Haftung des aufsichtspflichtigen Elternteils wegen Verletzung seiner Aufsichtspflicht bei Schiunfall seines Sohnes?
In einer wichtigen OGH-Entscheidung wurde zur Frage entschieden, ob der Vater wegen Verletzung der Aufsichtspflicht haftet, wenn der Sohn beim Schifahren verunfallt.
Geschäftszahl
OGH 26.02.2020, 3 Ob 226/19k
Norm
§ 1309 ABGB
Leitsatz
Quintessenz:
Die Auswahl eines bestimmten Geländes kann dem Schilehrernur dann zum Verschulden zugerechnet werden, wenn zwischen dem schiläuferischen Können des Schülesr und dem Schwierigkeitsgrad des zu befahrenden Geländes ein krasses Missverhältnis besteht. Diese Grundsätze gelten auch für die Frage der Haftung des Beklagten wegen allfälliger Verletzung seiner Aufsichtspflicht. Mangels Verletzung einer Aufsichtspflicht iSd § 1309 ABGB besteht der Schadenersatzanspruch schon dem Grunde nach nicht.
OGH: Der vorliegende Fall hatte einen Unfall zwischen der Klägerin und dem acht Jahre alten Sohn des Beklagten zum Gegenstand. Für die Frage, ob die am Unfall schuldlose Klägerin Anspruch auf Ersatz ihrer Schäden hat, war entscheidend, ob der Beklagte seine Aufsichtspflicht iSd § 1309 ABGB verletzt hatte. Nach ständiger Rechtsprechung muss der Beschädigte die Unterlassung der Obsorge und der Aufsichtspflichtige seine Schuldlosigkeit beweisen. Das Maß der Aufsichtspflicht bestimmt sich danach, was angesichts des Alters, der Eigenschaft und der Entwicklung des Aufsichtsbedürftigen vom Aufsichtsführenden vernünftigerweise verlangt werden kann (RS0027339; RS0027400). Für die Obsorgepflicht iSd § 1309 ABGB ist daher entscheidend, was verständige Eltern nach vernünftigen Anforderungen im konkreten Fall unternehmen müssen, um die Schädigung Dritter durch ihre Kinder zu verhindern (RS0027353).
Die Auswahl eines bestimmten Geländes kann dem Schilehrer regelmäßig nur dann zum Verschulden gereichen, wenn zwischen dem schiläuferischen Können der Schüler und dem Schwierigkeitsgrad des zu befahrenden Geländes ein krasses Missverhältnis besteht (9 Ob 38/13y mwN; RS0023693). Diese Grundsätze gelten auch für die Frage der Haftung des Beklagten wegen allfälliger Verletzung seiner Aufsichtspflicht.
Im gegenständlichen Fall stand fest, dass der steile Unfallbereich für den Sohn des Beklagten zu schwer war und der Beklagte, der die Piste bereits vor dem Unfall mit seinem Sohn befahren hatte, musste diesen Schwierigkeitsgrad auch kennen.
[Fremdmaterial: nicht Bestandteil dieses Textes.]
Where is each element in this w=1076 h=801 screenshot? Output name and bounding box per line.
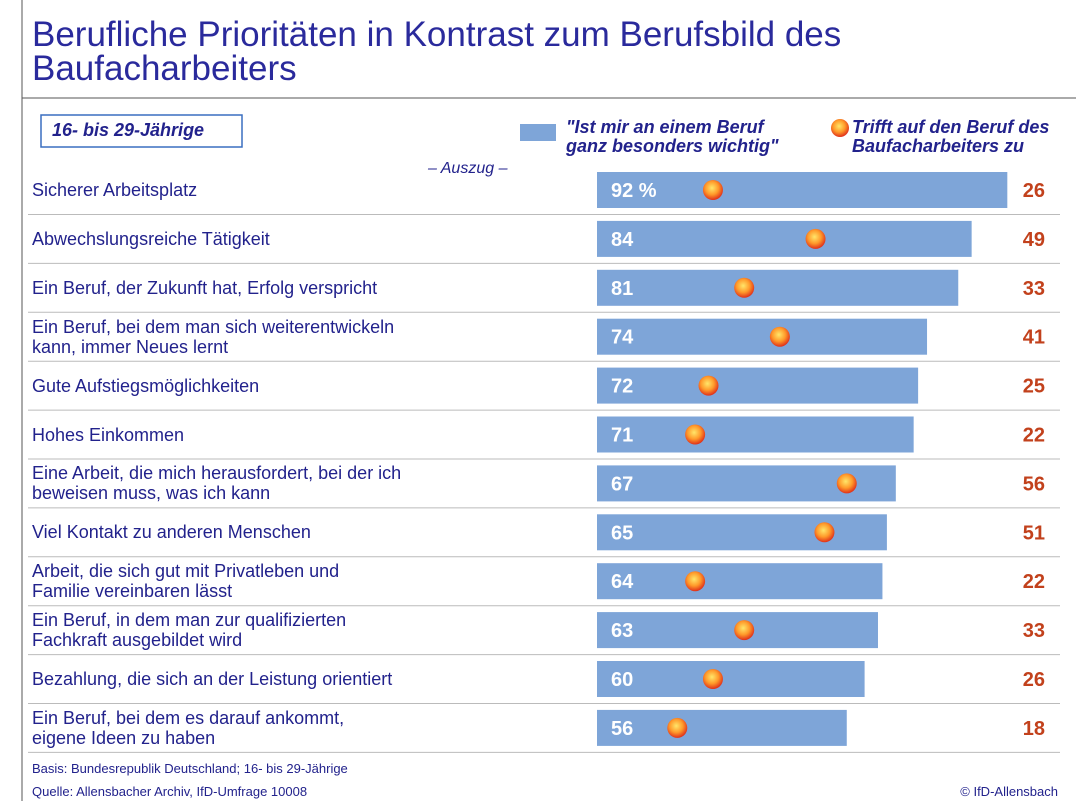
dot-value-label: 33: [1023, 620, 1045, 642]
bar-value-label: 64: [611, 571, 634, 593]
bar-value-label: 84: [611, 229, 634, 251]
bar: [597, 367, 919, 404]
dot-value-label: 41: [1023, 327, 1045, 349]
bar-value-label: 67: [611, 473, 633, 495]
dot: [698, 375, 719, 396]
legend-label: "Ist mir an einem Beruf ganz besonders w…: [566, 117, 779, 156]
dot: [702, 180, 723, 200]
category-label: Ein Beruf, in dem man zur qualifizierten…: [32, 610, 347, 651]
dot-value-label: 26: [1023, 180, 1045, 202]
category-label: Bezahlung, die sich an der Leistung orie…: [32, 669, 393, 689]
legend-swatch: [831, 119, 849, 137]
dot: [805, 228, 826, 249]
category-label: Eine Arbeit, die mich herausfordert, bei…: [32, 463, 402, 504]
dot-value-label: 22: [1023, 425, 1045, 447]
bar-value-label: 74: [611, 327, 634, 349]
legend-swatch: [520, 124, 556, 141]
dot: [685, 571, 706, 592]
bar: [597, 269, 959, 306]
dot: [836, 473, 857, 494]
dot-value-label: 56: [1023, 473, 1045, 495]
bar-value-label: 60: [611, 669, 633, 691]
dot-value-label: 33: [1023, 278, 1045, 300]
footer: Quelle: Allensbacher Archiv, IfD-Umfrage…: [32, 784, 308, 799]
dot-value-label: 26: [1023, 669, 1045, 691]
dot: [814, 522, 835, 543]
chart-title: Berufliche Prioritäten in Kontrast zum B…: [32, 15, 842, 88]
category-label: Ein Beruf, der Zukunft hat, Erfolg versp…: [32, 277, 378, 298]
bar-value-label: 56: [611, 718, 633, 740]
category-label: Ein Beruf, bei dem man sich weiterentwic…: [32, 316, 395, 357]
bar-value-label: 63: [611, 620, 633, 642]
category-label: Hohes Einkommen: [32, 424, 185, 445]
annotation: – Auszug –: [428, 160, 508, 177]
bar: [597, 709, 847, 746]
dot-value-label: 49: [1023, 229, 1045, 251]
category-label: Viel Kontakt zu anderen Menschen: [32, 522, 311, 543]
dot-value-label: 18: [1023, 718, 1045, 740]
dot: [667, 717, 688, 738]
dot: [769, 326, 790, 347]
bar-value-label: 81: [611, 278, 633, 300]
category-label: Sicherer Arbeitsplatz: [32, 180, 198, 200]
bar: [597, 661, 865, 697]
copyright: © IfD-Allensbach: [960, 784, 1058, 799]
dot-value-label: 51: [1023, 522, 1045, 544]
dot-value-label: 22: [1023, 571, 1045, 593]
legend-label: Trifft auf den Beruf des Baufacharbeiter…: [852, 117, 1050, 156]
bar-value-label: 65: [611, 522, 633, 544]
category-label: Abwechslungsreiche Tätigkeit: [32, 228, 270, 249]
subtitle: 16- bis 29-Jährige: [52, 120, 205, 140]
bar: [597, 172, 1008, 208]
dot: [702, 669, 723, 689]
bar: [597, 220, 972, 257]
bar-value-label: 71: [611, 425, 633, 447]
bar: [597, 514, 887, 551]
category-label: Arbeit, die sich gut mit Privatleben und…: [32, 561, 340, 602]
subtitle-box: [40, 114, 243, 148]
category-label: Ein Beruf, bei dem es darauf ankommt, ei…: [32, 707, 345, 748]
dot: [685, 424, 706, 445]
dot: [734, 620, 755, 641]
bar: [597, 416, 914, 453]
footer: Basis: Bundesrepublik Deutschland; 16- b…: [32, 761, 348, 776]
bar: [597, 318, 928, 355]
bar-value-label: 72: [611, 376, 633, 398]
bar-value-label: 92 %: [611, 180, 657, 202]
bar: [597, 563, 883, 600]
dot-value-label: 25: [1023, 376, 1045, 398]
dot: [734, 277, 755, 298]
category-label: Gute Aufstiegsmöglichkeiten: [32, 375, 260, 396]
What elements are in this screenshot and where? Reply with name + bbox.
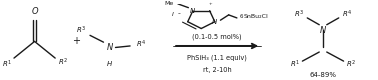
Text: N: N bbox=[212, 19, 217, 25]
Text: $R^2$: $R^2$ bbox=[346, 58, 356, 70]
Text: N: N bbox=[106, 43, 113, 52]
Text: N: N bbox=[320, 26, 326, 35]
Text: $R^2$: $R^2$ bbox=[58, 57, 68, 68]
Text: (0.1-0.5 mol%): (0.1-0.5 mol%) bbox=[192, 33, 242, 40]
Text: Me: Me bbox=[164, 1, 173, 6]
Text: $R^1$: $R^1$ bbox=[2, 58, 11, 70]
Text: $R^3$: $R^3$ bbox=[294, 8, 304, 20]
Text: SnBu₂Cl: SnBu₂Cl bbox=[244, 14, 268, 19]
Text: N: N bbox=[190, 8, 195, 14]
Text: $R^1$: $R^1$ bbox=[290, 58, 300, 70]
Text: rt, 2-10h: rt, 2-10h bbox=[203, 67, 232, 73]
Text: 64-89%: 64-89% bbox=[310, 72, 336, 78]
Text: +: + bbox=[72, 36, 80, 46]
Text: $^-$: $^-$ bbox=[177, 10, 182, 15]
Text: PhSiH₃ (1.1 equiv): PhSiH₃ (1.1 equiv) bbox=[187, 54, 247, 61]
Text: 6: 6 bbox=[240, 14, 243, 19]
Text: H: H bbox=[107, 61, 112, 67]
Text: $^+$: $^+$ bbox=[208, 2, 215, 7]
Text: I: I bbox=[171, 12, 173, 17]
Text: $R^4$: $R^4$ bbox=[136, 39, 146, 50]
Text: O: O bbox=[31, 7, 38, 16]
Text: $R^3$: $R^3$ bbox=[76, 25, 87, 36]
Text: $R^4$: $R^4$ bbox=[342, 8, 352, 20]
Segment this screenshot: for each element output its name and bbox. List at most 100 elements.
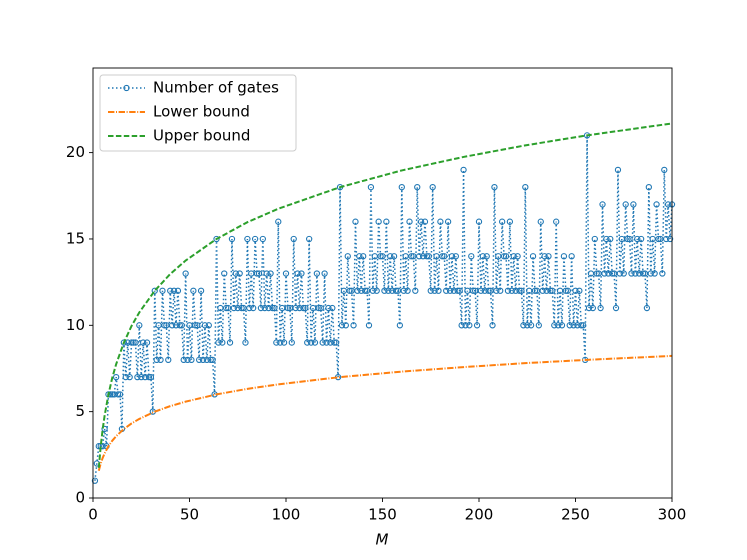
legend-label: Upper bound xyxy=(153,127,250,145)
data-point xyxy=(246,304,253,312)
data-point xyxy=(244,235,251,243)
data-point xyxy=(655,235,662,243)
x-tick-label: 250 xyxy=(561,506,590,524)
data-point xyxy=(292,304,299,312)
data-point xyxy=(213,235,220,243)
data-point xyxy=(572,287,579,294)
data-point xyxy=(441,253,448,260)
y-tick-label: 15 xyxy=(66,229,85,247)
data-point xyxy=(195,356,203,363)
data-point xyxy=(416,253,423,260)
data-point xyxy=(221,270,228,277)
data-point xyxy=(539,287,546,294)
data-point xyxy=(182,270,189,277)
data-point xyxy=(109,391,116,398)
data-point xyxy=(356,253,363,260)
data-point xyxy=(570,322,577,329)
data-point xyxy=(541,253,548,260)
data-point xyxy=(223,304,230,312)
data-point xyxy=(607,235,614,243)
data-point xyxy=(398,184,405,191)
data-point xyxy=(406,218,413,225)
data-point xyxy=(348,287,355,294)
data-point xyxy=(493,287,500,294)
data-point xyxy=(361,287,369,294)
y-tick-label: 0 xyxy=(75,489,85,507)
data-point xyxy=(643,304,651,312)
data-point xyxy=(226,339,234,346)
data-point xyxy=(153,356,160,363)
legend-label: Lower bound xyxy=(153,103,250,121)
data-point xyxy=(159,287,166,294)
data-point xyxy=(360,253,367,260)
data-point xyxy=(251,235,259,243)
data-point xyxy=(616,270,624,277)
data-point xyxy=(527,322,535,329)
data-point xyxy=(473,322,481,329)
data-point xyxy=(338,322,346,329)
y-tick-label: 20 xyxy=(66,143,85,161)
data-point xyxy=(263,270,270,277)
data-point xyxy=(111,391,118,398)
data-point xyxy=(277,339,284,346)
data-point xyxy=(367,184,375,191)
data-point xyxy=(379,253,386,260)
data-point xyxy=(639,270,647,277)
data-point xyxy=(168,322,176,329)
data-point xyxy=(394,287,402,294)
data-point xyxy=(423,253,431,260)
data-point xyxy=(545,253,552,260)
x-tick-label: 0 xyxy=(88,506,98,524)
data-point xyxy=(346,287,353,294)
x-tick-label: 200 xyxy=(465,506,494,524)
data-point xyxy=(215,339,222,346)
data-point xyxy=(558,322,566,329)
data-point xyxy=(651,270,658,277)
data-point xyxy=(294,270,301,277)
data-point xyxy=(470,287,477,294)
data-point xyxy=(286,304,294,312)
x-tick-label: 300 xyxy=(658,506,687,524)
data-point xyxy=(551,322,558,329)
data-point xyxy=(543,287,550,294)
data-point xyxy=(271,304,278,312)
data-point xyxy=(230,304,238,312)
data-point xyxy=(234,304,241,312)
data-point xyxy=(188,356,195,363)
legend-box xyxy=(99,74,297,152)
data-point xyxy=(522,184,529,191)
data-point xyxy=(333,339,340,346)
data-point xyxy=(502,253,510,260)
data-point xyxy=(371,253,378,260)
x-tick-label: 100 xyxy=(272,506,301,524)
data-point xyxy=(350,322,357,329)
data-point xyxy=(454,287,461,294)
data-point xyxy=(373,287,380,294)
data-point xyxy=(576,287,583,294)
data-point xyxy=(340,287,348,294)
data-point xyxy=(645,184,652,191)
data-point xyxy=(664,201,672,208)
data-point xyxy=(284,304,292,312)
data-point xyxy=(663,235,670,243)
data-point xyxy=(238,304,245,312)
data-point xyxy=(537,218,544,225)
data-point xyxy=(186,322,193,329)
legend: Number of gates Lower bound Upper bound xyxy=(99,74,297,152)
data-point xyxy=(176,322,183,329)
data-point xyxy=(556,287,564,294)
series-line xyxy=(94,135,673,481)
data-point xyxy=(468,253,475,260)
data-point xyxy=(547,287,554,294)
data-point xyxy=(296,304,303,312)
data-point xyxy=(554,322,562,329)
data-point xyxy=(435,287,442,294)
data-point xyxy=(516,287,523,294)
data-point xyxy=(661,166,668,174)
data-point xyxy=(147,373,155,381)
data-point xyxy=(140,339,147,346)
data-point xyxy=(236,270,243,277)
legend-marker xyxy=(123,84,130,92)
Allerdings war ihm aus demselben Grund auch der flache Bereich auf der Seite der Piste bekannt, der ein Befahren des steilen Hanges auf der anderen Seite gar nicht notwendig machte. Dem Beklagten kann daher die Auswahl dieser Piste nicht zum Vorwurf gemacht werden, weil sie im Hinblick darauf, dass das Steilstück nicht zwingend zu befahren war, jedenfalls den Kriterien einer blauen (also leichten) Piste entsprach. Der Beklagte hatte seinem Sohn eine Fahrlinie vorgegeben, indem er ihn aufgefordert hatte, seinem Bruder nachzufahren und dort stehen zu bleiben, wo dieser anhält. Er selbst fuhr hinter dem Sohn. Dies sei ausreichend; er hätte die von dem Sohn einzuhaltende Fahrlinie nicht auf andere Weise vorgeben müssen und es sei nicht ersichtlich, auf welche Weise der Beklagte sonst konkret hätte verhindern können, dass sein Sohn die Kontrolle über seine Schi verliert, deshalb nicht mehr hinter seinem Bruder anhalten kann und so in den steilen Unfallbereich gerät. Inwiefern er in dieser Situation doch noch hätte bremsen können, wenn sich der Beklagte noch näher bei ihm gewesen wäre, sei nicht nachvollziehbar. Der OGH sprach aus, dass der Schadenersatzanspruch mangels Verletzung seiner Aufsichtspflicht durch den Beklagten schon dem Grunde nach nicht berechtigt ist.